One day at Balaram’s house in Calcutta, when Swami Yogananda, a brother disciple, said that the Master (Sri Ramakrishna) had emphasized bhakti alone for spiritual seekers and that philanthropic activities, organizations, homes of service for the public good, and patriotic work were the Swami’s own peculiar ideas, the result of his Western education and travel in Europe and America.

The Swami (Swami Vivekananda)at first retorted to his brother with a sort of rough humour. He said: ‘What do you know? You are an ignorant man….What do you understand of religion? You are only good at praying with folded hands: “O Lord! how beautiful is Your nose! How sweet are Your eyes!” and all such nonsense….And you think your salvation is secured and Sri Ramakrishna will come at the final hour and take you by the hand to the highest heaven! Study, public preaching, and doing humanitarian works are, according to you, maya, because he said to someone, “Seek and find God first; doing good to the world is a presumption!” As if God is such an easy thing to be achieved! As if He is such a fool as to make Himself a plaything in the hands of an imbecile!

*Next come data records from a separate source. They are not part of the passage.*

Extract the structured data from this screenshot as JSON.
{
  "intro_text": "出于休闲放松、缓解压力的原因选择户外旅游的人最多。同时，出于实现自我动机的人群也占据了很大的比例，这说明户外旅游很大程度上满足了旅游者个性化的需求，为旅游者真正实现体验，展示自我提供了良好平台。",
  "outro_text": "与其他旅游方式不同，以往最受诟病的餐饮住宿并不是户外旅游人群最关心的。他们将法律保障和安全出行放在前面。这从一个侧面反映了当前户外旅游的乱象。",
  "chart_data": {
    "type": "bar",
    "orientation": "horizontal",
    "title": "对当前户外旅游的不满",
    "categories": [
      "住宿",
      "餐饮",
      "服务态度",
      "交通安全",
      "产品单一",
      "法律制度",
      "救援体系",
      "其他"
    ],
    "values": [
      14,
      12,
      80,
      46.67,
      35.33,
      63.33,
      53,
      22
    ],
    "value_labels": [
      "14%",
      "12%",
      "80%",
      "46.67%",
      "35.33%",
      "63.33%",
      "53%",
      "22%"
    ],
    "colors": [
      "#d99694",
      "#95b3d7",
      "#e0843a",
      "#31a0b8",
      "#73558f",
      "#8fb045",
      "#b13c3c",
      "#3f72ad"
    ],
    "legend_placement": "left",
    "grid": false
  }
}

You think you have understood Sri Ramakrishna better than myself! You think jnana is dry knowledge to be attained by a desert path, killing out the tenderest faculties of the heart! Your bhakti is sentimental nonsense which makes one impotent. You want to preach Sri Ramakrishna as you have understood him, which is mighty little! Hands off! Who cares for your Ramakrishna? Who cares for your bhakti and mukti? Who cares what your scriptures say? I will go into a thousand hells cheerfully if I can rouse my countrymen, immersed in tamas, to stand on their own feet and be men inspired with the spirit of karma-yoga. I am not a follower of Ramakrishna or anyone, but of him only who serves and helps others without caring for his own bhakti and mukti!’

The Swami’s voice was choked with emotion, his body shook, and his eyes flashed fire. Quickly he went to the next room. A few moments later some of his brother disciples entered the room and found him absorbed in meditation, tears flowing from his half-closed eyes. After nearly an hour the Swami got up, washed his face, and joined his spiritual brothers in the drawing-room. His features still showed traces of the violent storm through which he had just passed; but he had recovered his calmness. He said to them softly:

‘When a man attains bhakti, his heart and nerves become so soft and delicate that he cannot bear even the touch of a flower!…I cannot think or talk of Sri Ramakrishna long without being overwhelmed. So I am always trying to bind myself with the iron chains of jnana, for still my work for my motherland is unfinished and my message to the world not fully delivered. So as soon as I find that those feelings of bhakti are trying to come up and sweep me off my feet, I give a hard knock to them and make myself firm and adamant by bringing up austere jnana. Oh, I have work to do! I am a slave of Ramakrishna, who left his work to be done by me and will not give me rest till I have finished it. And oh, how shall I speak of him? Oh, his love for me!’